Brazil has enacted revisions to its 1996 Arbitration Act, including changes dealing with state entities, shareholder disputes and interim relief.

Law No. 13,129 was enacted on 26 May after being approved by the Brazilian Congress and the Office of the President, and will take effect 60 days later. The final text of the law is available here.

It marks the first change to the country’s arbitration regime in 19 years. The bill was drafted by a 22-strong special committee of judges and practitioners established by the Brazilian Senate in 2012 to update the country’s arbitration and mediation laws.

The changes preserve the essence of the country’s 19-year-old arbitration framework, while fine tuning some of the key points according to Sergio André Laclau Marques, of Veirano Advogados. “In some cases the changes consolidated and detailed already accepted practices, by bringing them into the law”.

In other areas important improvements were made, he says, noting that the new law expressly permits Brazilian state entities to participate in arbitrations, subject to laws governing transparency in public affairs. For Laclau this change should clear some of the stumbling blocks that have been faced by investors in large infrastructure projects, which normally involve both private and public entities: “This change finally overcomes what has been a matter of great incertitude in the past and has led to major disputes and misunderstandings,” he says.

The provisions governing shareholder disputes have also been amended to clarify that an arbitration clause in the by-laws of a corporation is binding upon all shareholders, including the ones that voted against the clause’s inclusion. But shareholders who oppose the clause will have the right to liquidate their shares, subject to certain exceptions.

Elsewhere, amendments allowing the submission to arbitration of consumer and employment disputes were vetoed by the Brazilian vice-president.
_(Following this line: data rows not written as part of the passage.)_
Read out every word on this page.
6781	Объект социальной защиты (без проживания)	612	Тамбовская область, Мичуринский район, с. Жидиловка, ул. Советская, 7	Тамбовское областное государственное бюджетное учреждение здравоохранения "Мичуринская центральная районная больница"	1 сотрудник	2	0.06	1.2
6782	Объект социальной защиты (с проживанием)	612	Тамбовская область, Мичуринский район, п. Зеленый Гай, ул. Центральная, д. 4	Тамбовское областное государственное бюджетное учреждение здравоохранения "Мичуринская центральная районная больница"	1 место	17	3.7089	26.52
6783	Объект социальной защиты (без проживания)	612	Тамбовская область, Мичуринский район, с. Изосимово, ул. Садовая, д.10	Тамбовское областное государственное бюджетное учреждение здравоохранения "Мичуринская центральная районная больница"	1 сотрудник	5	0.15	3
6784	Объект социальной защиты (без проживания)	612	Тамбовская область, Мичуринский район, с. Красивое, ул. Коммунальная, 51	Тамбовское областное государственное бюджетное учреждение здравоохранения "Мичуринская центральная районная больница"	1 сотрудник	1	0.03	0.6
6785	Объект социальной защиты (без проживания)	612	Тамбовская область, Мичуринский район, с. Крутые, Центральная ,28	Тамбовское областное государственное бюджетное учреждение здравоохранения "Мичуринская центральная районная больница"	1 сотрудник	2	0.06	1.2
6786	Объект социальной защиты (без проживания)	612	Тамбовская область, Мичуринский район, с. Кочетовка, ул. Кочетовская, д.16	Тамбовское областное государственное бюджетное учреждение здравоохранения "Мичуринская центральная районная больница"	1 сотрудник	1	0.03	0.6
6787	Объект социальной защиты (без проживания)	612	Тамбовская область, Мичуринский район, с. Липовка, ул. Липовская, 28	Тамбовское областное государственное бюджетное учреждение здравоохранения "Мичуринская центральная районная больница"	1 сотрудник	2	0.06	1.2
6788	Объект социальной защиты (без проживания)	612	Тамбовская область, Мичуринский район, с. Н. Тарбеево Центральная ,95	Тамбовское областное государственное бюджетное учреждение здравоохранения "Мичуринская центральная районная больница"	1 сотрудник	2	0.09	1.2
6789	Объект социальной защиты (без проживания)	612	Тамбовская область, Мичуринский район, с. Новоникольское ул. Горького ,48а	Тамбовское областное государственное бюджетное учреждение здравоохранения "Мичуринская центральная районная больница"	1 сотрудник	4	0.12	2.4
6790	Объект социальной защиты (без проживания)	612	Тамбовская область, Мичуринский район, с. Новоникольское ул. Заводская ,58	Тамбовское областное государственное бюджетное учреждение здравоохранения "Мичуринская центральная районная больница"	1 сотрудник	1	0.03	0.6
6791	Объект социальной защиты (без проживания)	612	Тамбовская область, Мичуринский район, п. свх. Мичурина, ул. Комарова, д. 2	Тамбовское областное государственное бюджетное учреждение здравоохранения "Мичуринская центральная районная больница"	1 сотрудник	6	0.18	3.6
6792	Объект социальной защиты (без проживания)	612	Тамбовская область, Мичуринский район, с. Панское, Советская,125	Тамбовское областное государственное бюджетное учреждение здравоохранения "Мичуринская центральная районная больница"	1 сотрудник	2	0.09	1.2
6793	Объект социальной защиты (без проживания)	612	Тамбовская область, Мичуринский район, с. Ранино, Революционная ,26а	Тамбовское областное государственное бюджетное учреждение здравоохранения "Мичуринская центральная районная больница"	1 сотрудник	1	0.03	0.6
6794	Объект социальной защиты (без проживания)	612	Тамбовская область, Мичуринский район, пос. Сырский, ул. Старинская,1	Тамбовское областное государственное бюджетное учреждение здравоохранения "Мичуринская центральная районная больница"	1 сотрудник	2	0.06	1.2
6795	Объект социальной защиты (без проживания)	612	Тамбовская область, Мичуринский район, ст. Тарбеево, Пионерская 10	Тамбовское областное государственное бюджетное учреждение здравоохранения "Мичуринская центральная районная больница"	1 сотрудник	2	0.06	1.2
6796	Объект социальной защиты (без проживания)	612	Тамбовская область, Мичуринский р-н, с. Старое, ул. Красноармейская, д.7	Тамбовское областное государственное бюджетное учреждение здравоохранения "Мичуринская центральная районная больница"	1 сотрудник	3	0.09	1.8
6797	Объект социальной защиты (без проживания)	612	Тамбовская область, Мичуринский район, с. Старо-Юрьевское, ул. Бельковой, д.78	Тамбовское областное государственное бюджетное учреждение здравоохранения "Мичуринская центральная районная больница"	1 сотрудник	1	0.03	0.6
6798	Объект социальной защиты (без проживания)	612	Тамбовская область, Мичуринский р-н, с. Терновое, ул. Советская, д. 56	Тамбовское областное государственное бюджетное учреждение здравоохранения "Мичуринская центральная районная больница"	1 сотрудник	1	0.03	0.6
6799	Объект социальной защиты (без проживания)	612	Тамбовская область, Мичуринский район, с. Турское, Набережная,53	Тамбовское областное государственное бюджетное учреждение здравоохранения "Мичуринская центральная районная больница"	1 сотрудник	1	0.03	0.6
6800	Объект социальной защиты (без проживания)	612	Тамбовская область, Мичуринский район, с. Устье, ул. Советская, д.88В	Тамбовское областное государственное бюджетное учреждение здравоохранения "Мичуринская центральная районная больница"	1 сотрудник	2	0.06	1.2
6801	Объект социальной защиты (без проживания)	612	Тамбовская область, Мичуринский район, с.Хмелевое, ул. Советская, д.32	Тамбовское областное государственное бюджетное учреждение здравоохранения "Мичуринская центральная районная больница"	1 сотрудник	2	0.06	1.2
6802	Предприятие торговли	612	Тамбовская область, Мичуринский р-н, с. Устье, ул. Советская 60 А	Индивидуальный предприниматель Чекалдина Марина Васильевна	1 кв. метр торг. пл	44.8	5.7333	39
Despite this, the Senate can still revoke the vetoes according to Adriana Braghetta, member of the special committee and lawyer at L O Baptista Schmidt Valois Miranda Ferreira Agel Advogados.

“The vetoes probably derive from some political pressure from unions and consumer associations. However, the draft that we have proposed was very protective to the consumer and the high management. Arbitration would go ahead only if they wanted it to. For those categories, it was not an obligation to arbitrate but rather a mere possibility,” she explains. As a result, the arbitration of both labour and consumer-related disputes remains open for further discussions and improvements in the future.

Brazil has long been known as a friendly environment for arbitration and the 1996 law was not only resolutely progressive, it was a crucial step to placing Brazil among the biggest arbitration players worldwide.

The idea behind the changes was to expand the scope of application of the law by modernising it to make arbitration more accessible. According Braghetta, this reaffirms the commitment of the Brazilian legal regime towards arbitration as an effective mechanism for dispute resolution. “[The new law] will help investments and agreements with state companies as we now have a clear possibility to choose arbitration. Apart from that, arbitration will keep on growing. There is no doubt about that,” she says.